The stakeholders in a modern corporation can affect benefits or harms as their duties are reciprocal. The point brought forward by Freeman is that the owners of a corporation have stocks or financial stakes from which they expect returns. The investors can contribute money to the firm directly or present a claim that is made through a sequence of accepted moral exchanges. Different owners will have different stakes which are through moral preferences, desires for money or the types of company. Therefore, the firms will affect the livelihood of the stockholders and their ability to cater for their needs and those of their families will greatly depend on the bonds or stocks in the firm (Freeman, 43). For the employees, they have different skills which they input at work and in return they expect benefits, wages, security and also meaningful work. The firm has to cater to the needs and wants of their loyal employees. The role of the employees is to follow managerial instructions, speak positively about the firm and also be responsible while serving the communities. With the observance of such values and policies, there is a compelling and productive relationship between the company and the employees.

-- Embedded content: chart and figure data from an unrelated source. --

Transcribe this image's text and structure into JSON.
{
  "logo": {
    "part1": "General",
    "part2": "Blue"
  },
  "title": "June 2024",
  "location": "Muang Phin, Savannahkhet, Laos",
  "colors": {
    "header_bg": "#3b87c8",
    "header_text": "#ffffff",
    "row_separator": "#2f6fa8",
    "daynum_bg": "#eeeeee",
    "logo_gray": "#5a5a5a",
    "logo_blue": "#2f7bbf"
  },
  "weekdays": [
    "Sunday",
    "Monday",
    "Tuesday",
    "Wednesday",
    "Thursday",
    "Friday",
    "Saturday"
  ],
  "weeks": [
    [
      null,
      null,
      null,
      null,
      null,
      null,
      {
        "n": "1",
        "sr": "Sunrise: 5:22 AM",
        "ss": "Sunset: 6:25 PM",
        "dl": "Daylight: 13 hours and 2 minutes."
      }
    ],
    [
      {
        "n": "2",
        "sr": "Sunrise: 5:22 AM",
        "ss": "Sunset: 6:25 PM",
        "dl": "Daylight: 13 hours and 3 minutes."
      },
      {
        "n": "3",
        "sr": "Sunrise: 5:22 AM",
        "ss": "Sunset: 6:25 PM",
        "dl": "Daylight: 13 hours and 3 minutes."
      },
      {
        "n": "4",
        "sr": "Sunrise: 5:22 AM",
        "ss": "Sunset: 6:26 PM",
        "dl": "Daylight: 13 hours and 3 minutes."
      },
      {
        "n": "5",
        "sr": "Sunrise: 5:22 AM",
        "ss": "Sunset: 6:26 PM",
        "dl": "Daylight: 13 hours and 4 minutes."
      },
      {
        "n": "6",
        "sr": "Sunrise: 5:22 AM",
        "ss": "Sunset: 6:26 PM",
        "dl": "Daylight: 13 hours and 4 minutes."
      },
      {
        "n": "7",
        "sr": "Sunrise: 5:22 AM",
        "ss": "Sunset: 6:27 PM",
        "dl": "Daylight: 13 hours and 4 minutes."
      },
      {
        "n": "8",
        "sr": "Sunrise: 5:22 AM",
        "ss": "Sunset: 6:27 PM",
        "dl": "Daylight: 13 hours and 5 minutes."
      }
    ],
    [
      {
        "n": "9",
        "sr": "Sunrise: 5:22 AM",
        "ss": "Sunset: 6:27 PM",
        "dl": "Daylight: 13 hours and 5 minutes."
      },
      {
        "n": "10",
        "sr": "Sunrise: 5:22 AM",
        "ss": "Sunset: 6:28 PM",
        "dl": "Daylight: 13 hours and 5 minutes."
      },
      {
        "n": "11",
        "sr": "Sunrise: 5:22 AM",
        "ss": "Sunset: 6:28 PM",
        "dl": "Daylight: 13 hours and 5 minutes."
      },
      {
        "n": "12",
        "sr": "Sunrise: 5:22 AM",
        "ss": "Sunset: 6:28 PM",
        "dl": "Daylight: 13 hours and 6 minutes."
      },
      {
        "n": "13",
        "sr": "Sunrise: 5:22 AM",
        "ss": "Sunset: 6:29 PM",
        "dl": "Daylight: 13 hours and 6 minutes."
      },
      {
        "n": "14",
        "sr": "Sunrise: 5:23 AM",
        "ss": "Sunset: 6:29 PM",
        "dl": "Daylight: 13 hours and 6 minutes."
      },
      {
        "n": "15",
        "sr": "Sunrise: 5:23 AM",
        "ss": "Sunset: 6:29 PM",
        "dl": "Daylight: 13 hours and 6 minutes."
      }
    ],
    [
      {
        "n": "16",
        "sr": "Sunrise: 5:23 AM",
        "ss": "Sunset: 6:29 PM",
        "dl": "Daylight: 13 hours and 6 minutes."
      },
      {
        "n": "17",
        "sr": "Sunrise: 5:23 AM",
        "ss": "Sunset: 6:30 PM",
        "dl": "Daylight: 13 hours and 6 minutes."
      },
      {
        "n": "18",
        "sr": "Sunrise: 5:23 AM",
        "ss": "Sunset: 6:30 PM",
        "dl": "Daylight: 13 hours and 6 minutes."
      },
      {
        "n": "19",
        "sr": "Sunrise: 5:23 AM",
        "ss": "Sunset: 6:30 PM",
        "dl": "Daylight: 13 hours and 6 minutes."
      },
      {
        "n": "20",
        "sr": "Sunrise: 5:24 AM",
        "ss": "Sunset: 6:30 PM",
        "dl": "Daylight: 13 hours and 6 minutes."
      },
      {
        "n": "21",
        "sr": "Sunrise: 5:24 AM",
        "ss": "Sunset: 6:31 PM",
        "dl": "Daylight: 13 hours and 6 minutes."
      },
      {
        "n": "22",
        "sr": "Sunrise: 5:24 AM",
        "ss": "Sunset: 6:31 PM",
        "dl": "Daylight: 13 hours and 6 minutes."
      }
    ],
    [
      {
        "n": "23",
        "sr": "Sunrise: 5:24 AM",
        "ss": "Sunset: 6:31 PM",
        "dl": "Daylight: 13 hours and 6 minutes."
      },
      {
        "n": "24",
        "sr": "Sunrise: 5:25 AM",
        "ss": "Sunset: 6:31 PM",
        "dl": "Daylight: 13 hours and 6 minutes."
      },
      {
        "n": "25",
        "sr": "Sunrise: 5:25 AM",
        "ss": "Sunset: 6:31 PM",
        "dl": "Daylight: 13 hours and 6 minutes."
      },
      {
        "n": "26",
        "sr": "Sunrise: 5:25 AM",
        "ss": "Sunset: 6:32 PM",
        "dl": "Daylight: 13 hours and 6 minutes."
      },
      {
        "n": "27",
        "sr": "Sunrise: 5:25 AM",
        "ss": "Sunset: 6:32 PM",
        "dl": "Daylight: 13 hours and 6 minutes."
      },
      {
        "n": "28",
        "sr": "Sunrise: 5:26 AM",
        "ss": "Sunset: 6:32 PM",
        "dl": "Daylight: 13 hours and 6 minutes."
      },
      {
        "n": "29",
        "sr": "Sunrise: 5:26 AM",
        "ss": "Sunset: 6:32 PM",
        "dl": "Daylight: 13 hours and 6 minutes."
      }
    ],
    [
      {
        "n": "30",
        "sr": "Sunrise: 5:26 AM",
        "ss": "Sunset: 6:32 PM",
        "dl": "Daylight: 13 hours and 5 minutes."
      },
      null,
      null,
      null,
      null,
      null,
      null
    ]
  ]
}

The suppliers are responsible for providing the raw materials that will determine the quality of manufactured the product and its price. By treating the suppliers as valuable stakeholders, the company will increase its production and profits. For the customers, they are involved in purchasing the products of the firm to gain benefits are they offer revenue to the corporation. Customers are crucial stakeholders who enhance the lifeblood of the enterprise by providing capital. According to Freeman, when a corporation focuses on the needs of the customers, the management will be at a position of focusing on the necessities of the owners and suppliers.
Nevertheless, the excellent customer service will also be evident in the communities. The stakeholder theory also claims that the firm has the responsibility of giving to the society in the form of the provision of local services like housing, schools, hospitals and food (Freeman, 45). In such a way the community will obtain social and economic contributions which emanate from the tax base. Also, the firm has to be conservative in that it does not result in unreasonable hazards like toxic wastes and environmental pollution.
From the review of the stakeholder theory by Freeman and the argument by Friedman that maximization of profits is the main goal of the social responsibility of any business, I would say that the theory of stakeholder is very accurate and offers a better understanding. The stakeholder theory suggests that the firm is responsible for benefiting every stakeholder as they have a specific role in the business. Claims by Friedman have only focused on how corporations seek to make profits but not discussed how each of the stakeholders could benefit from the corporation’s social responsibility.